The third-biggest sports event on the planet, the game's governing body treats its jewel in the crown like a Rolls-Royce parked in a garage, taking it for a spin only once every four years.

That's lunacy for an ailing code that talks a good game about wanting to spread the gospel but keeps hiding its light under a bushel.

If there's one lesson to be learnt from the COVID-19 pandemic, it's that sports administrators need to think big and act bold.
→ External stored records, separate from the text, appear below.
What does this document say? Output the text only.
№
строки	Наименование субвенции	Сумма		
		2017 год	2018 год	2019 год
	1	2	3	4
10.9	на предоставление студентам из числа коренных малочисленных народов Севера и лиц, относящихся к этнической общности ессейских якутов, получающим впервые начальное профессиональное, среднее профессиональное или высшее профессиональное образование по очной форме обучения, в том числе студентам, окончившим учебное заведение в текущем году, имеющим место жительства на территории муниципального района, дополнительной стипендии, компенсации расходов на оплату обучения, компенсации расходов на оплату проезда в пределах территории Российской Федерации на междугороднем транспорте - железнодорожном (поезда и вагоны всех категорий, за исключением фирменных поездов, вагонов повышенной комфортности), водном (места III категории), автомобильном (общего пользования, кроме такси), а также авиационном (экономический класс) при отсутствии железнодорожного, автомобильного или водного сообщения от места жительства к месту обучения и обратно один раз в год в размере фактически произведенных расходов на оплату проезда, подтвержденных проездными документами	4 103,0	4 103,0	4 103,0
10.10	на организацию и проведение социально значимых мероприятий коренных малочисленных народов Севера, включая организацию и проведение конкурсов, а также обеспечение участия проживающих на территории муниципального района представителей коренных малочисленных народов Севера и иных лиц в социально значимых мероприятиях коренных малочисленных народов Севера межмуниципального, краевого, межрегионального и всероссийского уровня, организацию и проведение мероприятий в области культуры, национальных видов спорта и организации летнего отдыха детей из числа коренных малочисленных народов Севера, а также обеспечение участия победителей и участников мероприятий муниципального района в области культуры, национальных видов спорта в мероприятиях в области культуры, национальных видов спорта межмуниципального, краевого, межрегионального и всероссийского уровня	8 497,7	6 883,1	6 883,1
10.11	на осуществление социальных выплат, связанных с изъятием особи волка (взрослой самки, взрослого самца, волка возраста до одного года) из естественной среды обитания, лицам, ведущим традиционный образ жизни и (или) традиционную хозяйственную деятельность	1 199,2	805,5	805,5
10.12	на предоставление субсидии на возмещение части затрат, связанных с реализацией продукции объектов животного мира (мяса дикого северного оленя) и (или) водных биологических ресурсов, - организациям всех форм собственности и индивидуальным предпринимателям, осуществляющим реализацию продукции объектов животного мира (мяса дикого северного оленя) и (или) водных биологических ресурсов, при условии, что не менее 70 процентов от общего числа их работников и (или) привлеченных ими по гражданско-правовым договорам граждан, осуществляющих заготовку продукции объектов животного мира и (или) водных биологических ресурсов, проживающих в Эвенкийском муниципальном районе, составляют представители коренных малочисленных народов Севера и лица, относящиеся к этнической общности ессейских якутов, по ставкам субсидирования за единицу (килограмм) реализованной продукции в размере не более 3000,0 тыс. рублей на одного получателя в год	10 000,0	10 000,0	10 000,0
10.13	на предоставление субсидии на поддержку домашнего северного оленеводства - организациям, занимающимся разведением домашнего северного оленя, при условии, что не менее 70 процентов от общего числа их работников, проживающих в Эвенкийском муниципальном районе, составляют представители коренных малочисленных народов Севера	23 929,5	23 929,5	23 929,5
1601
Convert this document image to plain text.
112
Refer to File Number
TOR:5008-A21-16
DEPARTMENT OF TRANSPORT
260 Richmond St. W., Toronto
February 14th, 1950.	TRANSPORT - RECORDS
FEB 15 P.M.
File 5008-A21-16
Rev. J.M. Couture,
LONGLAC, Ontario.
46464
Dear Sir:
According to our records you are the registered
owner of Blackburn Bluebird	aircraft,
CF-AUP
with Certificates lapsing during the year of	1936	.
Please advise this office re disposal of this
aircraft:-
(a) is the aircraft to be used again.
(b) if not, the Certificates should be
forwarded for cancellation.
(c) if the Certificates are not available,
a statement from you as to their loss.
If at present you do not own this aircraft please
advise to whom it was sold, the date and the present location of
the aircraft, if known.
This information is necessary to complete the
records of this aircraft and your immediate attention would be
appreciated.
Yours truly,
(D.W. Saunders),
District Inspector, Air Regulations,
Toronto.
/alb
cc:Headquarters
For rugby, that means holding the RWC every two years.

Commercially, it's a no-brainer because the tournament is a financial behemoth that just keeps getting bigger and bigger.

Officials are still calculating the enormous profits from last year's RWC in Japan because it surpassed all expectations, smashing the previous records from the 2015 edition in England, which generated an economic output of $4.2 billion, created 34,000 jobs and sold almost 2.5 million tickets.

The players love it, the standard of play is better and rugby fans the world over have made it clear they just can't get enough of the RWC.

 

More than 400,000 international visitors from 170 different countries travelled to the first RWC in Asia, proving how easily the sport can break into new frontiers when given the chance, while at the same time underlining how shamefully slow the sport's blazers have been to recognise those opportunities.

But the penny still hasn't dropped for the game's officials.

If they persist with their antiquated four-year cycle, it'll be a least another quarter of a century before the RWC returns to the world's most populated region and more than a decade before it heads to the United States.

That's administrative madness on an industrial scale but what else would you expect from an organisation that first entertained the idea of a World Cup in the 1950s but didn't get it off the ground until 1987.

The lame arguments for sticking with the existing four-year cycle have been blown apart by the coronavirus pandemic because the notion of sports administrators keeping their biggest event in cotton wool is ludicrous.

Does anyone think the Melbourne Cup or the Super Bowl or Wimbledon would be more successful if they were held less often?

There is a reason why the Ashes is on every two years.
There is a reason why the Ashes is on every two years.

Has anyone suggested the Ashes or the Ryder Cup - which are both held every two years - are in danger of overexposure?

Even the Olympics is held every two years - alternating between Summer and Winter Games - while football has an array of continental championships to fill the gaps between its World Cup.

Rugby is falling behind so needs to get with the program and double down on the events fans want because even the best traditions that are worth preserving can do with some innovations.

That includes fast-tracking Japan and Fiji into an expanded Rugby Championship, reviving the Grand Slam tours and shifting the British and Lions tours to a different time in the cycle to make way for the only reliable cash cow that can save the game.